While Fantastic's interim profit of $9.8 million was down 24% from the previous corresponding period due to a weak sales environment and negative operating leverage, the result was better than the market had been expecting. JP Morgan had been forecasting a result of $8.9 million while Macquarie had been expecting a profit of $8.7 million.
What was positive about the result, in the view of Credit Suisse, was during the December half Fantastic showed some progress on issues that had been overhanging the market. One was an improvement in like-for-like sales to 6% in the December quarter, which reflected more stable pricing and fewer in-store markdowns.
The result also showed a clean inventory position and efficiencies from management investing in IT and offshore sourcing, which Credit Suisse suggests supported strong gross margins of around 46%. If these trends can continue, the broker sees further support for management's ability to manage inventory.
Given strong January sales Credit Suisse expects like-for-like sales will improve in the current half-year, while the improved inventory position will be good for group margins. This has prompted minor increases to earnings per share (EPS) forecasts, Credit Suisse lifting its numbers by up to 2% through FY12.
Credit Suisse's EPS forecasts now stand at 18.8c this year and 22.3c in FY12, while Macquarie is forecasting outcomes of 20.4c and 22.5c respectively after lifting its estimates by 6-10%. Supporting the increases to Macquarie's forecasts is the view second half sales growth will benefit from cycling easier comparable numbers.

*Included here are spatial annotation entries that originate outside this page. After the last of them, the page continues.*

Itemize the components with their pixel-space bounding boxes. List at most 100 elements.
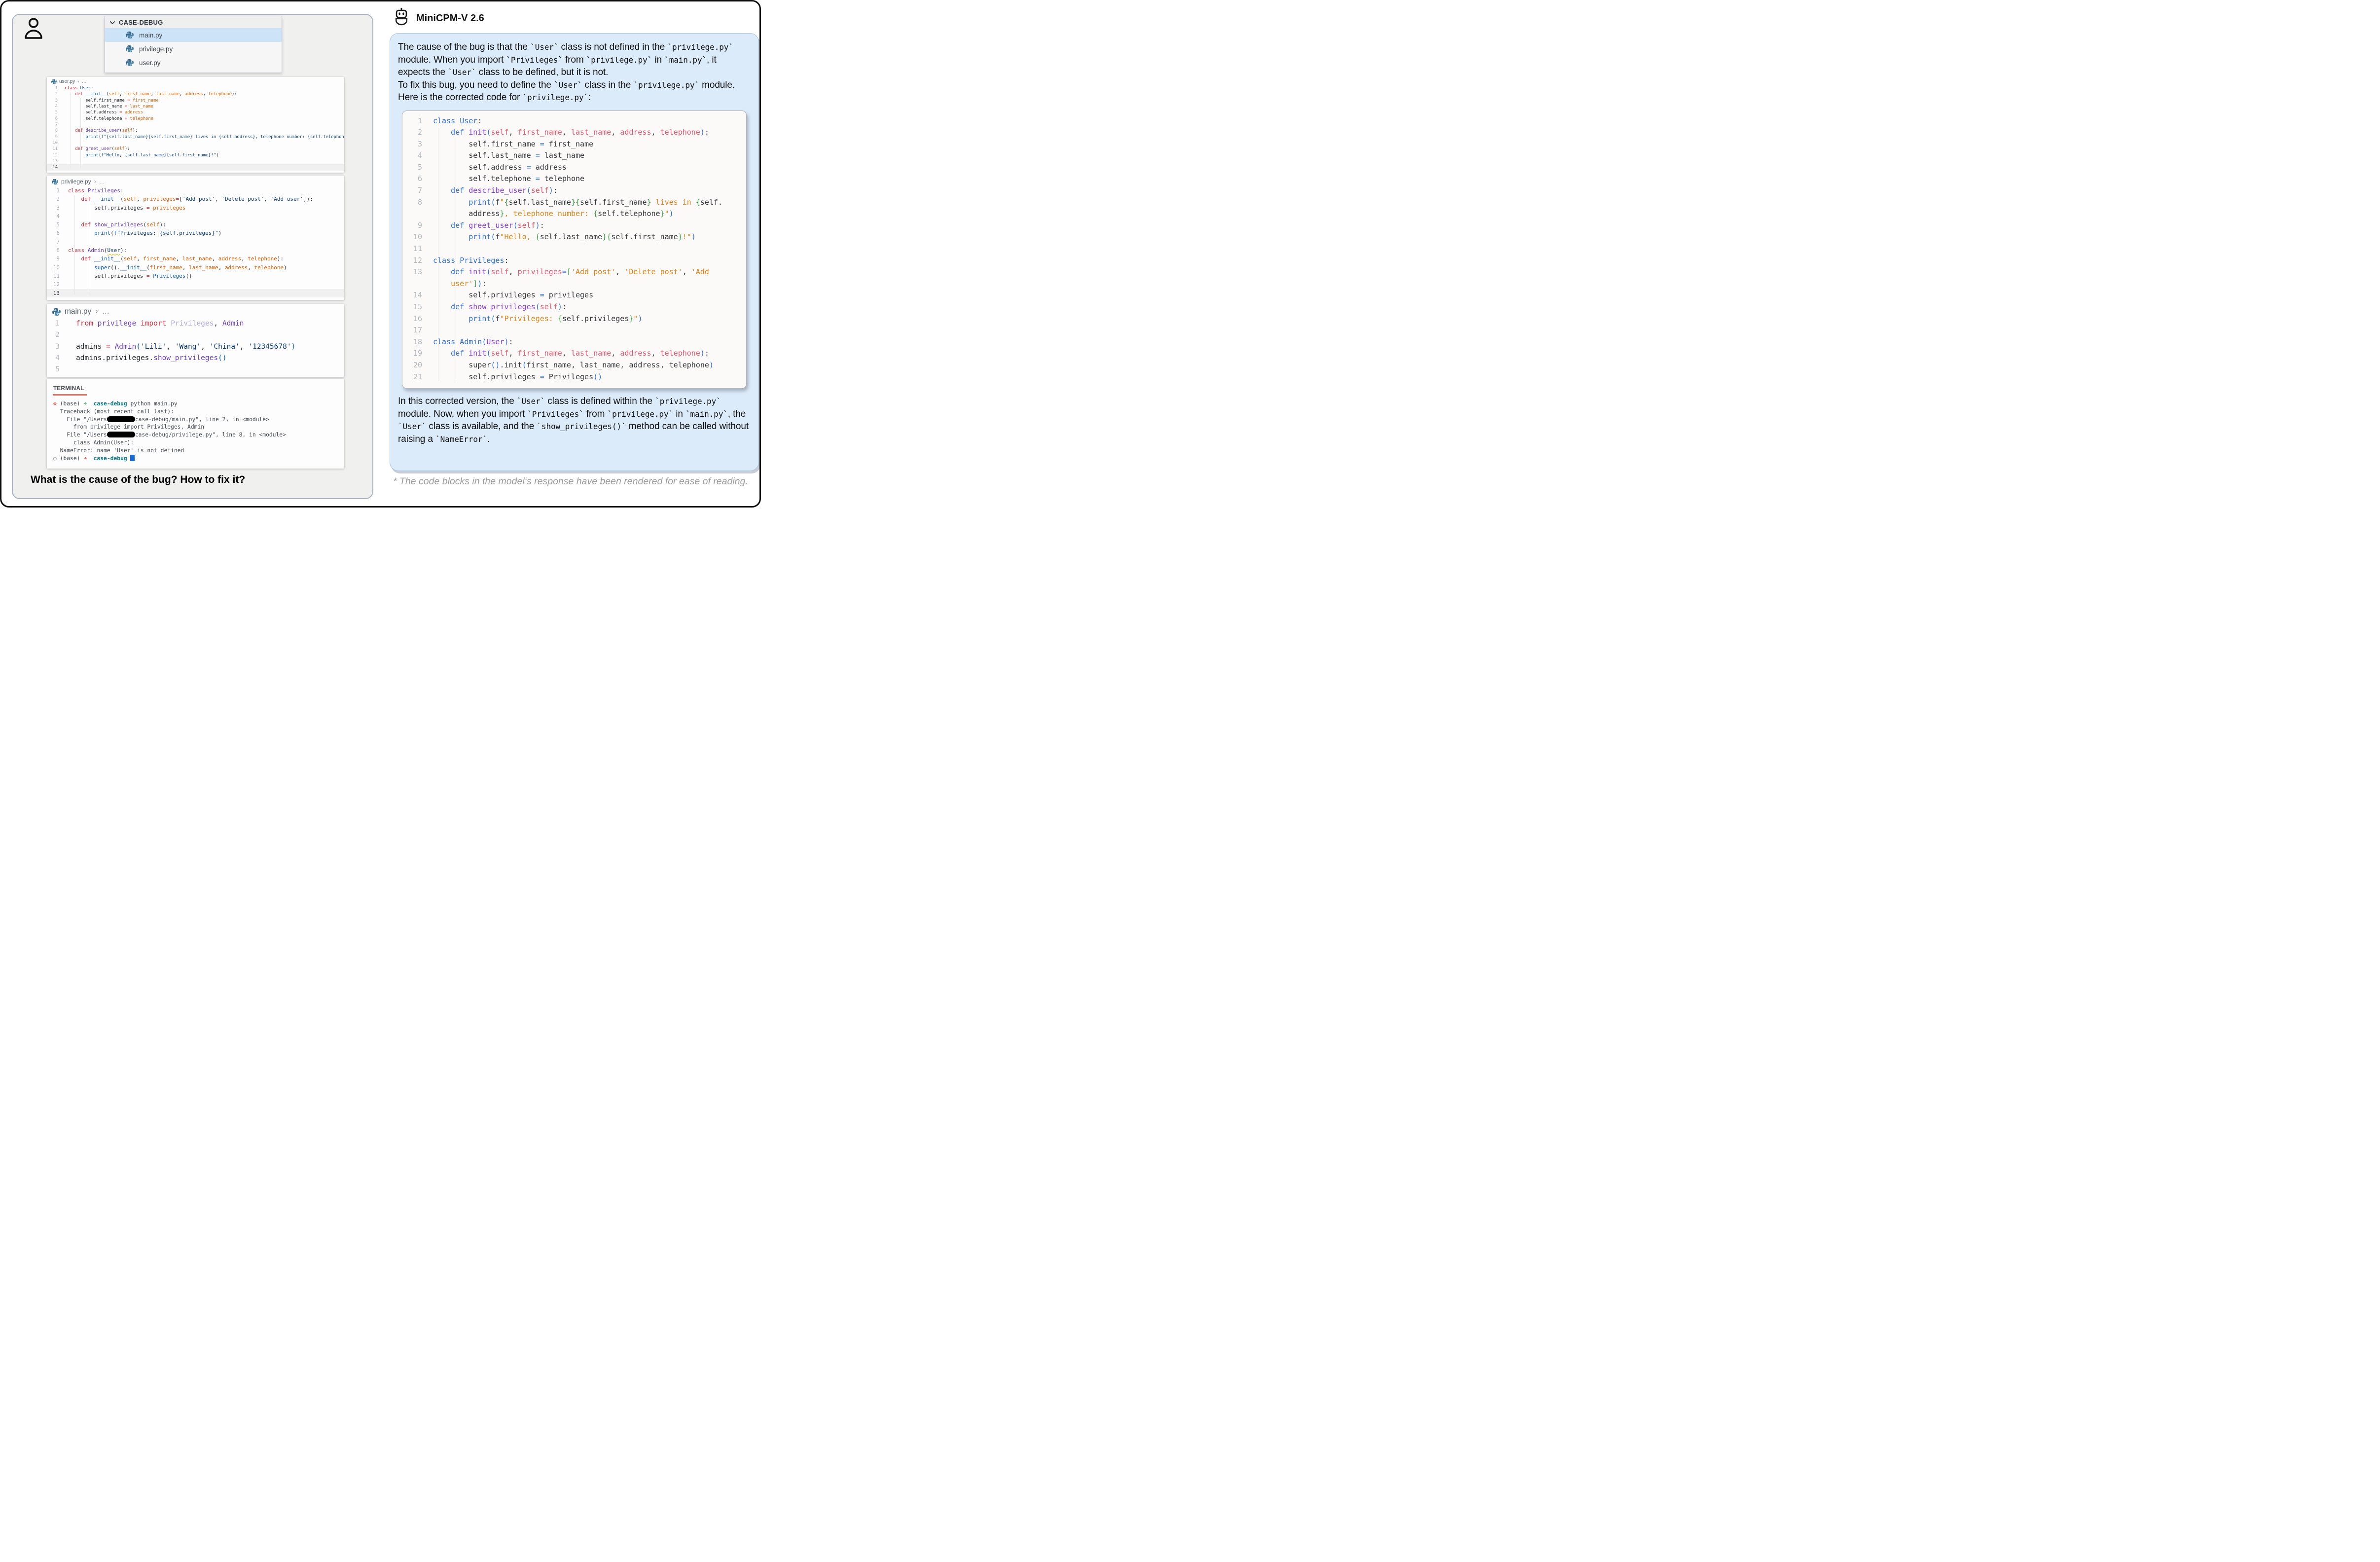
- code-line: 6 self.telephone = telephone: [47, 116, 344, 122]
- inline-code: `main.py`: [664, 55, 707, 65]
- code-area[interactable]: 1class Privileges:2 def __init__(self, p…: [47, 186, 344, 297]
- line-number: 4: [47, 353, 60, 364]
- terminal-line: ⊗ (base) ➜ case-debug python main.py: [53, 400, 344, 408]
- line-number: 14: [47, 164, 58, 170]
- code-line: 7: [47, 122, 344, 128]
- line-number: 15: [404, 301, 422, 313]
- explorer-header[interactable]: CASE-DEBUG: [105, 16, 282, 28]
- paragraph-text: in: [673, 409, 685, 419]
- line-number: 6: [404, 173, 422, 185]
- code-line: 6 print(f"Privileges: {self.privileges}"…: [47, 229, 344, 237]
- paragraph-text: in: [652, 55, 664, 65]
- paragraph-text: class to be defined, but it is not.: [476, 67, 608, 77]
- line-number: 2: [47, 329, 60, 341]
- line-number: 13: [47, 158, 58, 164]
- line-number: 17: [404, 325, 422, 336]
- inline-code: `User`: [530, 42, 558, 52]
- code-line: 1class User:: [404, 115, 743, 127]
- line-number: 8: [47, 128, 58, 134]
- terminal-line: NameError: name 'User' is not defined: [53, 447, 344, 455]
- breadcrumb-ellipsis: …: [82, 79, 87, 84]
- editor-main-py: main.py › … 1from privilege import Privi…: [47, 304, 344, 377]
- model-name: MiniCPM-V 2.6: [416, 13, 484, 24]
- terminal-tab-label[interactable]: TERMINAL: [53, 386, 87, 396]
- line-number: 10: [404, 231, 422, 243]
- line-number: 2: [47, 195, 60, 203]
- terminal-cursor[interactable]: [130, 455, 135, 461]
- line-number: [404, 208, 422, 220]
- line-number: 4: [47, 212, 60, 220]
- inline-code: `privilege.py`: [655, 397, 721, 406]
- line-number: 5: [404, 162, 422, 174]
- line-number: 9: [47, 254, 60, 263]
- file-name: privilege.py: [139, 45, 173, 53]
- inline-code: `NameError`: [435, 435, 487, 444]
- line-number: 9: [47, 134, 58, 140]
- robot-icon: [392, 7, 411, 29]
- code-line: 1class User:: [47, 85, 344, 91]
- breadcrumb-file: privilege.py: [61, 178, 91, 185]
- code-line: 5: [47, 364, 344, 375]
- terminal-line: File "/Userscase-debug/main.py", line 2,…: [53, 416, 344, 424]
- code-line: 2 def __init__(self, privileges=['Add po…: [47, 195, 344, 203]
- code-line: 5 self.address = address: [47, 109, 344, 115]
- response-paragraph: To fix this bug, you need to define the …: [398, 79, 750, 104]
- code-line: 1from privilege import Privileges, Admin: [47, 318, 344, 329]
- terminal-panel: TERMINAL ⊗ (base) ➜ case-debug python ma…: [47, 379, 344, 469]
- file-row-main-py[interactable]: main.py: [105, 28, 282, 42]
- paragraph-text: class is available, and the: [426, 421, 537, 432]
- terminal-line: File "/Userscase-debug/privilege.py", li…: [53, 431, 344, 439]
- code-line: 3admins = Admin('Lili', 'Wang', 'China',…: [47, 341, 344, 353]
- line-number: 12: [404, 255, 422, 267]
- code-line: 13: [47, 289, 344, 297]
- line-number: [404, 278, 422, 290]
- line-number: 7: [404, 185, 422, 197]
- file-name: user.py: [139, 59, 161, 67]
- line-number: 4: [404, 150, 422, 162]
- paragraph-text: , the: [728, 409, 746, 419]
- redaction-box: [107, 432, 135, 437]
- chevron-down-icon: [109, 19, 115, 26]
- model-header: MiniCPM-V 2.6: [392, 7, 484, 29]
- inline-code: `main.py`: [685, 409, 728, 419]
- redaction-box: [107, 416, 135, 422]
- line-number: 3: [47, 204, 60, 212]
- breadcrumb[interactable]: user.py › …: [47, 77, 344, 85]
- terminal-output[interactable]: ⊗ (base) ➜ case-debug python main.py Tra…: [53, 400, 344, 462]
- closing-paragraph: In this corrected version, the `User` cl…: [398, 395, 750, 445]
- inline-code: `privilege.py`: [586, 55, 652, 65]
- line-number: 14: [404, 290, 422, 301]
- line-number: 9: [404, 220, 422, 232]
- breadcrumb-file: main.py: [65, 307, 91, 316]
- python-file-icon: [52, 179, 58, 185]
- line-number: 7: [47, 238, 60, 246]
- paragraph-text: .: [487, 434, 490, 444]
- breadcrumb[interactable]: main.py › …: [47, 304, 344, 318]
- code-line: 13: [47, 158, 344, 164]
- python-file-icon: [52, 308, 61, 316]
- inline-code: `privilege.py`: [522, 93, 588, 102]
- file-row-privilege-py[interactable]: privilege.py: [105, 42, 282, 56]
- code-line: 11 def greet_user(self):: [47, 146, 344, 152]
- inline-code: `User`: [517, 397, 545, 406]
- code-area[interactable]: 1from privilege import Privileges, Admin…: [47, 318, 344, 375]
- breadcrumb[interactable]: privilege.py › …: [47, 176, 344, 186]
- python-file-icon: [52, 179, 58, 185]
- file-row-user-py[interactable]: user.py: [105, 56, 282, 70]
- code-line: 2: [47, 329, 344, 341]
- line-number: 2: [404, 127, 422, 139]
- code-area[interactable]: 1class User:2 def __init__(self, first_n…: [47, 85, 344, 171]
- line-number: 4: [47, 104, 58, 109]
- line-number: 1: [47, 85, 58, 91]
- user-avatar-icon: [24, 17, 43, 43]
- line-number: 1: [47, 186, 60, 195]
- terminal-line: ○ (base) ➜ case-debug: [53, 455, 344, 463]
- code-line: 7: [47, 238, 344, 246]
- folder-name: CASE-DEBUG: [119, 19, 163, 26]
- figure-root: CASE-DEBUG main.py privilege.py user.py …: [0, 0, 761, 508]
- inline-code: `User`: [448, 68, 476, 77]
- line-number: 3: [47, 98, 58, 104]
- paragraph-text: :: [588, 92, 591, 103]
- code-line: 9 print(f"{self.last_name}{self.first_na…: [47, 134, 344, 140]
- code-line: 14: [47, 164, 344, 170]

What should also prove supportive, notes JP Morgan, are expectations of a relatively favourable competitive environment and resilient furniture sales, something that should be helped by rebuilding in Queensland following recent bad weather incidents in that state.
Costs as a portion of sales should also improve in JP Morgan's view, while the broker expects a strategic review of recent acquisitions Dare Gallery and Le Cornu is also likely to be treated as a positive by the market.
JP Morgan has been the most aggressive with respect to changes to its EPS forecasts, lifting its FY11 number by 8.3% to 19.9c and its FY12 number by 30.8% to 26.2c. Consensus EPS forecasts for Fantastic now stand at 21.6c in FY11 and 23.7c in FY12.
With EPS forecasts being increased the three brokers have also lifted their price targets, again JP Morgan being the most aggressive in increasing its target to $3.28 from $2.27. The consensus price target according to the FNArena database is now $2.96, up from $2.36 previously.
Given the increases in price targets, the upgrades to broker ratings are largely valuation driven. As JP Morgan notes, while there is a risk the weak discretionary retail environment may weight on near-term sentiment, the longer-term earnings growth profile supports a more positive view. Macquarie agrees, seeing the current share price discount as overdone given the worst now appears behind Fantastic.
Morgan Stanley is not in the FNArena database but also rates Fantastic as Overweight within an In-Line view on Australian Emerging Companies. For the broker, outperformance is likely within a constructive retail environment given the expectation Fantastic can deliver improved growth in both sales and earnings as conditions improve.
Shares in Fantastic today are higher and as at 11.30am the stock was up 8c at $2.39. Over the past year the stock has traded in a range of $1.90 to $4.10 and at current levels there is implied upside of about 25% to the consensus price target in the FNArena database. Note the overall share market is in negative territory today.